A middle-aged woman with obsessive-compulsive symptoms with atypical features is seen for a diagnostic neuropsychiatric assessment.
“Ms. A,” a 46-year-old woman, was referred for inpatient treatment at the Obsessive-Compulsive Disorder Institute (OCDI) of McLean Hospital (Belmont, Mass.). She had no prior history of psychiatric disorders. Two years earlier she had developed cleaning and checking rituals that gradually became severe and intrusive to the point of losing her long-term employment. She had been diagnosed with obsessive-compulsive disorder (OCD) by a community psychiatrist. Sertraline was prescribed, but she soon stopped taking it because of side effects. After a few days at the OCDI, a diagnostic neuropsychiatric assessment was requested because of atypical features for OCD, including a late age at onset and an inability to engage in therapy.

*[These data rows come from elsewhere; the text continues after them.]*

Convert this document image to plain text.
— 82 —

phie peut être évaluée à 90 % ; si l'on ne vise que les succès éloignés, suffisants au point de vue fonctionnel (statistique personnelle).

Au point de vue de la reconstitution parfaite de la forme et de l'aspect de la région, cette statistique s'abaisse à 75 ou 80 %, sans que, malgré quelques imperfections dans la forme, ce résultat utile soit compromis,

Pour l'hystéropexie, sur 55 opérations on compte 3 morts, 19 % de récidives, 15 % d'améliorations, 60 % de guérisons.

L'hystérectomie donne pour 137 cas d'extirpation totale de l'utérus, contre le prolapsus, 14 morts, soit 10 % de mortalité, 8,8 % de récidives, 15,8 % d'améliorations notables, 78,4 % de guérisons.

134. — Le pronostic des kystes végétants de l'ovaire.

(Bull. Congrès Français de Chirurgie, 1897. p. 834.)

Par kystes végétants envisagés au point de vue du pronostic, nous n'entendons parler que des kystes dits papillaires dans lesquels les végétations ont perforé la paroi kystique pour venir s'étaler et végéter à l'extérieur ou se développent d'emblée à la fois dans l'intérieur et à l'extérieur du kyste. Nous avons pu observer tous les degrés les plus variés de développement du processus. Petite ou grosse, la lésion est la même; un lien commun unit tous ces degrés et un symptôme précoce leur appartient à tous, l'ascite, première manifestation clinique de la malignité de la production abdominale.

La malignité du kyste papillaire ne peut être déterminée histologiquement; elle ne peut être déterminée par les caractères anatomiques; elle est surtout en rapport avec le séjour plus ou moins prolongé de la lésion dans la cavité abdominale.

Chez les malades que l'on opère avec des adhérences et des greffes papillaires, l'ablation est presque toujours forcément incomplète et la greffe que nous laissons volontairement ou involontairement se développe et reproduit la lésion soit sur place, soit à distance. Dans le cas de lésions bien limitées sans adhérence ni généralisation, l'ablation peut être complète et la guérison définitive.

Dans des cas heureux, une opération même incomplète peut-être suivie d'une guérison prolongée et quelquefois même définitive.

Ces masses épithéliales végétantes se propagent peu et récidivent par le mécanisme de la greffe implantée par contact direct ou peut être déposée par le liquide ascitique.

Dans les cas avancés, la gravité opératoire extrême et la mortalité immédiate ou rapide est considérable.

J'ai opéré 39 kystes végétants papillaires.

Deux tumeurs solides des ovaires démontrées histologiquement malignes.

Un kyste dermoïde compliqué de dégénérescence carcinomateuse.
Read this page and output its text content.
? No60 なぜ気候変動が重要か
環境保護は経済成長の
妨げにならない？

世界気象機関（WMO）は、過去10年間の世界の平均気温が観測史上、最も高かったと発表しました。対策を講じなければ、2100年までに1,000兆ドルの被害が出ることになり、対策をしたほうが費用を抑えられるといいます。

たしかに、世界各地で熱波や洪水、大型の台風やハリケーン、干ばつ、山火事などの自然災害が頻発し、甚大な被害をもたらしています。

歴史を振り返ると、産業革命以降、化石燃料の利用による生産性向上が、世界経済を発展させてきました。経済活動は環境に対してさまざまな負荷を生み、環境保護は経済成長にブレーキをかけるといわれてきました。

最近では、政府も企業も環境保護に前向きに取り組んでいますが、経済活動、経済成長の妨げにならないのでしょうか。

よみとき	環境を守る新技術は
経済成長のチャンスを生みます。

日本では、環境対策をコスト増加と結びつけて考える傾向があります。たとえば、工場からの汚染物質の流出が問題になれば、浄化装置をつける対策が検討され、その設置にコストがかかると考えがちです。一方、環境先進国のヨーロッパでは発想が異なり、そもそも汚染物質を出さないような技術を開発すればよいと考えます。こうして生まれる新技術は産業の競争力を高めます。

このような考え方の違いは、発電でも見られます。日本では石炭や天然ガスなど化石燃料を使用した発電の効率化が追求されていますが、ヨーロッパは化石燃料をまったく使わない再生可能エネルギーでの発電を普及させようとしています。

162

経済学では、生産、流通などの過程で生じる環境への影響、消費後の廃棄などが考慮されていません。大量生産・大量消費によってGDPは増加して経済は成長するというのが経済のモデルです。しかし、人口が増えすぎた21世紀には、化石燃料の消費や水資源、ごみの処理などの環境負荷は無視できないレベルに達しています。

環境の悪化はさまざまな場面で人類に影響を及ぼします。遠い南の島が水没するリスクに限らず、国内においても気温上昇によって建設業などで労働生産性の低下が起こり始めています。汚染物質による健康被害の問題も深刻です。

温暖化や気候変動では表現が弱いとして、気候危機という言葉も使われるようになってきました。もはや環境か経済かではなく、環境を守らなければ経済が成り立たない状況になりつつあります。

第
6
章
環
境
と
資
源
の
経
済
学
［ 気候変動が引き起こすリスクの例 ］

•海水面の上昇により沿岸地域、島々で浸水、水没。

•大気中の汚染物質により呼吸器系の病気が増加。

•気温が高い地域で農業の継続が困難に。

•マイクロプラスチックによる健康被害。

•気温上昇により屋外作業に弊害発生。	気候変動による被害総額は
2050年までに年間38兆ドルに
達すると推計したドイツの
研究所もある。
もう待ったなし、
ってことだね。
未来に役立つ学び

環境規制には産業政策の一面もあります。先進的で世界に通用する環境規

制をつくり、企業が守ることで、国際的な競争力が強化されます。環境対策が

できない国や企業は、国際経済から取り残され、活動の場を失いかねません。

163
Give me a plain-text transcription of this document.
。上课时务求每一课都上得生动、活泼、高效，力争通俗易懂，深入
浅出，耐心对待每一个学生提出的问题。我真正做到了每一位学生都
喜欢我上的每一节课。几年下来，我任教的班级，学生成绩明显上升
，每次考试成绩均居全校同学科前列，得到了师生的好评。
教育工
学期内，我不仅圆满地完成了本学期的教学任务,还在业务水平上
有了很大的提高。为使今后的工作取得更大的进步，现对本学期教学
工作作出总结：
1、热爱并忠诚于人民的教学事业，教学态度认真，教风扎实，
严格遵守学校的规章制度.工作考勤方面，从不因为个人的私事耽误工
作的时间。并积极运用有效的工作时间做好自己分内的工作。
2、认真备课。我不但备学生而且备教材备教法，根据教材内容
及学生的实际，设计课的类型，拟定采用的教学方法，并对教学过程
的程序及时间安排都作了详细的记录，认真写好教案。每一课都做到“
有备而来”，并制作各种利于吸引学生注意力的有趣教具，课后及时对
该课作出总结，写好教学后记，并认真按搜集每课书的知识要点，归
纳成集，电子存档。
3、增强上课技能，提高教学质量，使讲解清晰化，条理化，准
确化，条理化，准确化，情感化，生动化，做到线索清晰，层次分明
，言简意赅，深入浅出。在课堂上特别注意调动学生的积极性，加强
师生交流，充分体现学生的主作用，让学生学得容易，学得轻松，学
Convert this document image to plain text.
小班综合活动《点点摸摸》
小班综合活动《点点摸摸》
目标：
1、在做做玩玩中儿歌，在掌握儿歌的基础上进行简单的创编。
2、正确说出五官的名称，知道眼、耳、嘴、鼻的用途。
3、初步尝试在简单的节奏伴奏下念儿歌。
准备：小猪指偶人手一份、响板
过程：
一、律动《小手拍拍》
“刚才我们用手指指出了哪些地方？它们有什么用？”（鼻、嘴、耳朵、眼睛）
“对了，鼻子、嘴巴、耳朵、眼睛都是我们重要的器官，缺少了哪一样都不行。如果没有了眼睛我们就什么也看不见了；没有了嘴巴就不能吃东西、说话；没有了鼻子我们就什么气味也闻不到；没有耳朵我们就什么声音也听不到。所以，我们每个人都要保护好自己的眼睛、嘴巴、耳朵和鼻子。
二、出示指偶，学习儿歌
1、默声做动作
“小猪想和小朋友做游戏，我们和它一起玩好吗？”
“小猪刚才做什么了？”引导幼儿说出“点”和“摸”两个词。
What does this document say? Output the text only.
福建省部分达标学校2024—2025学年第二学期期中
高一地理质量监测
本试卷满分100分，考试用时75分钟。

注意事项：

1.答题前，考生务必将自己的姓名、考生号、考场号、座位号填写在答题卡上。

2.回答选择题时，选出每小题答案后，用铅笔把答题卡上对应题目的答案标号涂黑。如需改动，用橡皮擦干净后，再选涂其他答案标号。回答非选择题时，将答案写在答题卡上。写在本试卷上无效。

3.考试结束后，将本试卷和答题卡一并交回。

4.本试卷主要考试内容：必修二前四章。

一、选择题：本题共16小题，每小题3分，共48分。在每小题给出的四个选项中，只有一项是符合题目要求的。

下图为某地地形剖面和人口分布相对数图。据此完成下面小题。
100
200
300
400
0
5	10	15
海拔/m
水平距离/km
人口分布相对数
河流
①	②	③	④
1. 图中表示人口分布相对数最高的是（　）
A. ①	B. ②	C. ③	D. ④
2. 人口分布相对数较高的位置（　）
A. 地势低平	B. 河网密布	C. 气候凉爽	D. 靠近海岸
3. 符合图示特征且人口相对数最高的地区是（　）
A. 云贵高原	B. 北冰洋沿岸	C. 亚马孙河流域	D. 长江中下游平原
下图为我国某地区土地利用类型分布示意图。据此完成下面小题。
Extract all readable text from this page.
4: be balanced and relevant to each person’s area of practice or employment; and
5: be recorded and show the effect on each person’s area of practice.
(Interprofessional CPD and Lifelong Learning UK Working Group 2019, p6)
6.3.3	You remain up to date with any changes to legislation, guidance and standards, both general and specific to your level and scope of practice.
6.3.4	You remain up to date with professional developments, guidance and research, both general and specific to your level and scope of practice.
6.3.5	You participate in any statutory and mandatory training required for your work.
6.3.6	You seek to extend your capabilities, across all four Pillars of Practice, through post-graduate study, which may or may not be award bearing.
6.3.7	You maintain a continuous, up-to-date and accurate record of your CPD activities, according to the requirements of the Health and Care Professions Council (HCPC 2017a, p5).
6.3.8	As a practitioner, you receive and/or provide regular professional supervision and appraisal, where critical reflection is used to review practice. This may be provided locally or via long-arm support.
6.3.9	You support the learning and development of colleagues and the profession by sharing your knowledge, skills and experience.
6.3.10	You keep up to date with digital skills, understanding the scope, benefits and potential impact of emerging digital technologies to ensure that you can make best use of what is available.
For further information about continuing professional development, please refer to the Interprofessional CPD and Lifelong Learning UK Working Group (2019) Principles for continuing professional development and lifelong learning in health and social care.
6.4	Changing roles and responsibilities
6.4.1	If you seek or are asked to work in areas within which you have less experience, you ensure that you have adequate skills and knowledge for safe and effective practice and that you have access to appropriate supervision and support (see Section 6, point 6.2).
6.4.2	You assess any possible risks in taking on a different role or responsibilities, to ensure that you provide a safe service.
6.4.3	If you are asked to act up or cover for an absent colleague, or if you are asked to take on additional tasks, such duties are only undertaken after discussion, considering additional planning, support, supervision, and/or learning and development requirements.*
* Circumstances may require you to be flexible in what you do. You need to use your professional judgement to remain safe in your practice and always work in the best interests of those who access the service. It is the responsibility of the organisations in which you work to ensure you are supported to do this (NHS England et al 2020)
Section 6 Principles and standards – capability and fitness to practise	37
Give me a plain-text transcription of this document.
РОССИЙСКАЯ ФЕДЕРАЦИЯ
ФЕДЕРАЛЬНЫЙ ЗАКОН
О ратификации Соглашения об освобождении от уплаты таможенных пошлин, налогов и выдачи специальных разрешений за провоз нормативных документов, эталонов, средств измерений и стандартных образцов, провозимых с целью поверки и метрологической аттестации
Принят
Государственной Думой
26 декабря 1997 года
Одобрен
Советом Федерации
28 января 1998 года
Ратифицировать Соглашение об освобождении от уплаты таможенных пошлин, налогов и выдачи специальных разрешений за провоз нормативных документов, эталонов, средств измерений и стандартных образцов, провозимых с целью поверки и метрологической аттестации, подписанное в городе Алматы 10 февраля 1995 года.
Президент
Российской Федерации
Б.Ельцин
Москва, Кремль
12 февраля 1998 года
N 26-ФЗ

Ms. A denied obsessions or anxiety. She felt well and had no concerns about having lost her job. Collateral history was obtained from her husband. After the onset of compulsions, he noticed major changes in her personality. Ms. A had previously been caring, organized, and reliable, but over the past 2 years she had become emotionally detached and apathetic, and she now had poor judgment and neglected her daughter. She also exhibited odd eating behaviors, such as eating butter by the spoonful. Most recently she had developed bilateral hand-rubbing stereotypies. There was no family history of psychiatric disorders, dementia, or amyotrophic lateral sclerosis.
On examination, the patient was superficially cooperative, but without insight, awareness, or concern about her behavior. Her affect was jovial and shallow. She was indifferent to her family’s concerns. There were no psychotic symptoms or language abnormalities. Her score on the Montreal Cognitive Assessment was 25/30 (3/5 in the visuospatial and executive tasks, 4/5 on the serial 7s task, 3/5 on the recall task, +2 words with cues), and her score on the Frontal Assessment Battery was 17/18. On phonemic fluency testing, she listed 12 words, reciting more words in the first 15 seconds than in the last 45 seconds (generation deficit). A brief social cognition battery was administered. She made no mistakes on faux-pas vignettes, but identified only 17/36 emotions on the Reading the Mind in the Eyes test. Her elemental neurological examination was normal except for inextinguishable bilateral palmomental reflexes.
While Ms. A’s compulsions were typical of OCD, the clinical profile was not compatible with this diagnosis because of the absence of anxiety or distress related to the rituals. Given the history of loss of empathy, apathy, careless actions, dietary changes, hand-rubbing stereotypies, generation deficits, and impaired facial emotion recognition, she met clinical criteria for possible behavioral variant frontotemporal dementia (bvFTD). A recent brain MRI performed at a private facility was reported as normal (images were not available for review). However, another brain MRI, at our hospital, showed moderate to severe circumscribed ventromedial prefrontal and orbitofrontal cortical atrophy bilaterally. A [18F]fluorodeoxyglucose positron emission tomography study demonstrated marked cortical hypometabolism within the medial aspects of the anterior frontal lobes. Hematology, biochemistry, and EEG results were within normal limits. The final diagnosis was probable bvFTD. A genetic evaluation revealed none of the autosomal dominant mutations associated with frontotemporal dementia (C9ORF72, progranulin, and MAPT).
Over the next few months, aggressive behaviors at home became more prominent. Divalproex sodium was initiated for behavioral management. Despite the medication, Ms. A’s behavior continued to deteriorate, and she was admitted to a psychiatric ward after biting her daughter. She was placed in an assisted-living facility 30 months after the onset of symptoms.